Technical information
- Licensing authority: ANATEL
- Transmitter coordinates: 2°25′49.6″S 54°42′34.2″W﻿ / ﻿2.430444°S 54.709500°W

Links
- Public license information: Profile
- Website: redeglobo.globo.com/pa/tvtapajos

= TV Tapajós =

TV Tapajós is a Brazilian television station based in Santarém, a city in the state of Pará. It operates on channel 4 (22 digital UHF), and is affiliated to TV Globo. It is part of Sistema Tapajós de Comunicação, which also controls 94 FM, and is currently chaired by Vânia Pereira Maia, daughter of the station's founder, Joaquim da Costa Pereira. The Pereira family also owns the Ponta Negra Communication System, chaired by Nivaldo Pereira, however, with no links to the Tapajós Communication System.

==History==
The history of TV Tapajós begins in 1977, with the laying of the foundation stone for the station's headquarters.
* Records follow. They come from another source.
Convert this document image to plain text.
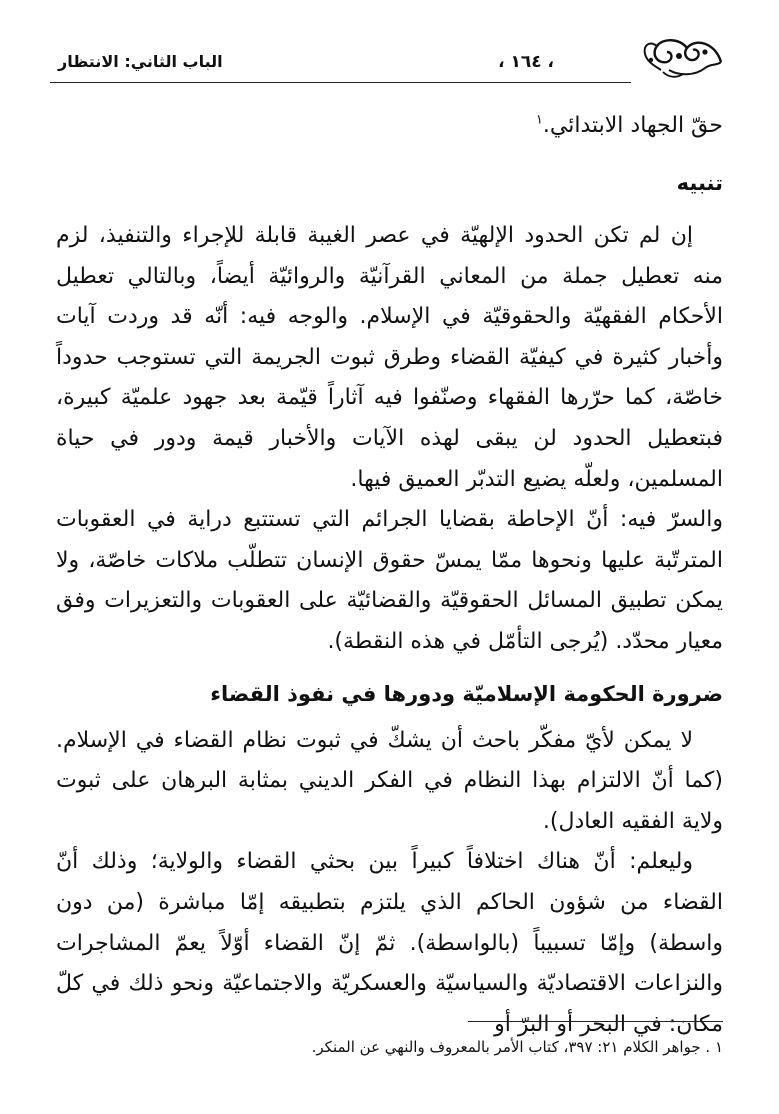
، ١٦٤ ،
الباب الثاني: الانتظار

حقّ الجهاد الابتدائي.$^١$

تنبيه

إن لم تكن الحدود الإلهيّة في عصر الغيبة قابلة للإجراء والتنفيذ، لزم منه تعطيل جملة من المعاني القرآنيّة والروائيّة أيضاً، وبالتالي تعطيل الأحكام الفقهيّة والحقوقيّة في الإسلام. والوجه فيه: أنّه قد وردت آيات وأخبار كثيرة في كيفيّة القضاء وطرق ثبوت الجريمة التي تستوجب حدوداً خاصّة، كما حرّرها الفقهاء وصنّفوا فيه آثاراً قيّمة بعد جهود علميّة كبيرة، فبتعطيل الحدود لن يبقى لهذه الآيات والأخبار قيمة ودور في حياة المسلمين، ولعلّه يضيع التدبّر العميق فيها.

والسرّ فيه: أنّ الإحاطة بقضايا الجرائم التي تستتبع دراية في العقوبات المترتّبة عليها ونحوها ممّا يمسّ حقوق الإنسان تتطلّب ملاكات خاصّة، ولا يمكن تطبيق المسائل الحقوقيّة والقضائيّة على العقوبات والتعزيرات وفق معيار محدّد. (يُرجى التأمّل في هذه النقطة).

ضرورة الحكومة الإسلاميّة ودورها في نفوذ القضاء

لا يمكن لأيّ مفكّر باحث أن يشكّ في ثبوت نظام القضاء في الإسلام. (كما أنّ الالتزام بهذا النظام في الفكر الديني بمثابة البرهان على ثبوت ولاية الفقيه العادل).

وليعلم: أنّ هناك اختلافاً كبيراً بين بحثي القضاء والولاية؛ وذلك أنّ القضاء من شؤون الحاكم الذي يلتزم بتطبيقه إمّا مباشرة (من دون واسطة) وإمّا تسبيباً (بالواسطة). ثمّ إنّ القضاء أوّلاً يعمّ المشاجرات والنزاعات الاقتصاديّة والسياسيّة والعسكريّة والاجتماعيّة ونحو ذلك في كلّ مكان: في البحر أو البرّ أو

١ . جواهر الكلام ٢١: ٣٩٧، كتاب الأمر بالمعروف والنهي عن المنكر.
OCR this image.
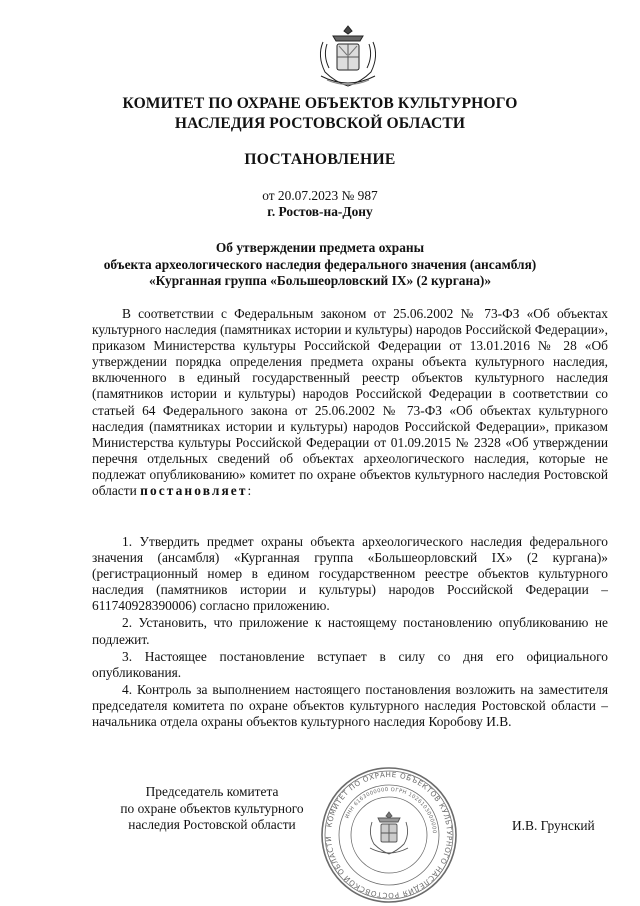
КОМИТЕТ ПО ОХРАНЕ ОБЪЕКТОВ КУЛЬТУРНОГО
НАСЛЕДИЯ РОСТОВСКОЙ ОБЛАСТИ
ПОСТАНОВЛЕНИЕ
от 20.07.2023 № 987
г. Ростов-на-Дону
Об утверждении предмета охраны
объекта археологического наследия федерального значения (ансамбля)
«Курганная группа «Большеорловский IX» (2 кургана)»

В соответствии с Федеральным законом от 25.06.2002 № 73-ФЗ «Об объектах культурного наследия (памятниках истории и культуры) народов Российской Федерации», приказом Министерства культуры Российской Федерации от 13.01.2016 № 28 «Об утверждении порядка определения предмета охраны объекта культурного наследия, включенного в единый государственный реестр объектов культурного наследия (памятников истории и культуры) народов Российской Федерации в соответствии со статьей 64 Федерального закона от 25.06.2002 № 73-ФЗ «Об объектах культурного наследия (памятниках истории и культуры) народов Российской Федерации», приказом Министерства культуры Российской Федерации от 01.09.2015 № 2328 «Об утверждении перечня отдельных сведений об объектах археологического наследия, которые не подлежат опубликованию» комитет по охране объектов культурного наследия Ростовской области постановляет:

1. Утвердить предмет охраны объекта археологического наследия федерального значения (ансамбля) «Курганная группа «Большеорловский IX» (2 кургана)» (регистрационный номер в едином государственном реестре объектов культурного наследия (памятников истории и культуры) народов Российской Федерации – 611740928390006) согласно приложению.

2. Установить, что приложение к настоящему постановлению опубликованию не подлежит.

3. Настоящее постановление вступает в силу со дня его официального опубликования.

4. Контроль за выполнением настоящего постановления возложить на заместителя председателя комитета по охране объектов культурного наследия Ростовской области – начальника отдела охраны объектов культурного наследия Коробову И.В.

Председатель комитета
по охране объектов культурного
наследия Ростовской области	КОМИТЕТ ПО ОХРАНЕ ОБЪЕКТОВ КУЛЬТУРНОГО НАСЛЕДИЯ РОСТОВСКОЙ ОБЛАСТИ
ИНН 6163000000 ОГРН 1026103000000	И.В. Грунский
The building, designed by engineer and colonel Wilson Brito, was built especially to meet its requirements, and the equipment responsible for capturing, producing and transmitting images was all state-of-the-art. The works, which were completed in 1979, were carried out by civil engineer José Eduardo Pereira de Siqueira.

The station officially opened at 5pm on May 26, 1979, through VHF channel 4 for Santarém and nearby areas. The event was attended by the station's founder, Joaquim da Costa Pereira, and guests, such as the then state governor, Alacid Nunes, and the communications minister, Haroldo Corrêa de Mattos. The station obtained Maxwell transmitters to operate, as well as expensive equipment that did not exist in Brazil yet, while announcing the launch of the station on a truck with loudspeakers. Since its foundation, it has been affiliated with Rede Globo.

In 1989, Paulo Campos Correa left the station and Joaquim da Costa Pereira restructured the company. His daughter Vânia Pereira Maia took over in 1995. Vânia digitized the equipment of both the TV station and 94 FM, eventually forming Sistema Tapajós de Comunicação.

In December 2001, the station launched its internet portal, NoTapajós.com. The portal brought together articles from the broadcaster and news from the Santarém region. On October 18, 2013, the portal was discontinued and replaced by local versions of G1 and globoesporte.com, in a standardization of Rede Globo for the content of its affiliates on the Internet, in addition to the launch of the station's new website. In 2005, Vânia obtained a digital license for the station, on UHF channel 22.

On January 6, 2010, the station's founder, Joaquim da Costa Pereira, died in Belém after a cardiac arrest resulting from pneumonia. With his death, the Tapajós Communication System companies were in the hands of his daughters, Vânia Pereira Maia and Vera Pereira.

In 2011, it was discovered that the politician and owner of Grupo RBA de Comunicação, Jader Barbalho, was a shareholder of 50% of TV Tapajós since January 3, 2001. Such company had never been declared to the Electoral Justice, and was only discovered after the death of Joaquim da Costa Pereira, when the new shareholder composition with his daughters was announced. Amid disagreements between the State Court and the Pereira family, Barbalho tried to sell his shares in TV Tapajós to the family.

On April 9, 2020, TV Tapajós started relaying part of Rede Amazônica's programming, through the Integração do Norte regional project. The partnership also enabled an exchange of journalistic content between the broadcasters, with the display of articles of regional interest in the Amazon produced by TV Tapajós on the news and programs of Rede Amazônica.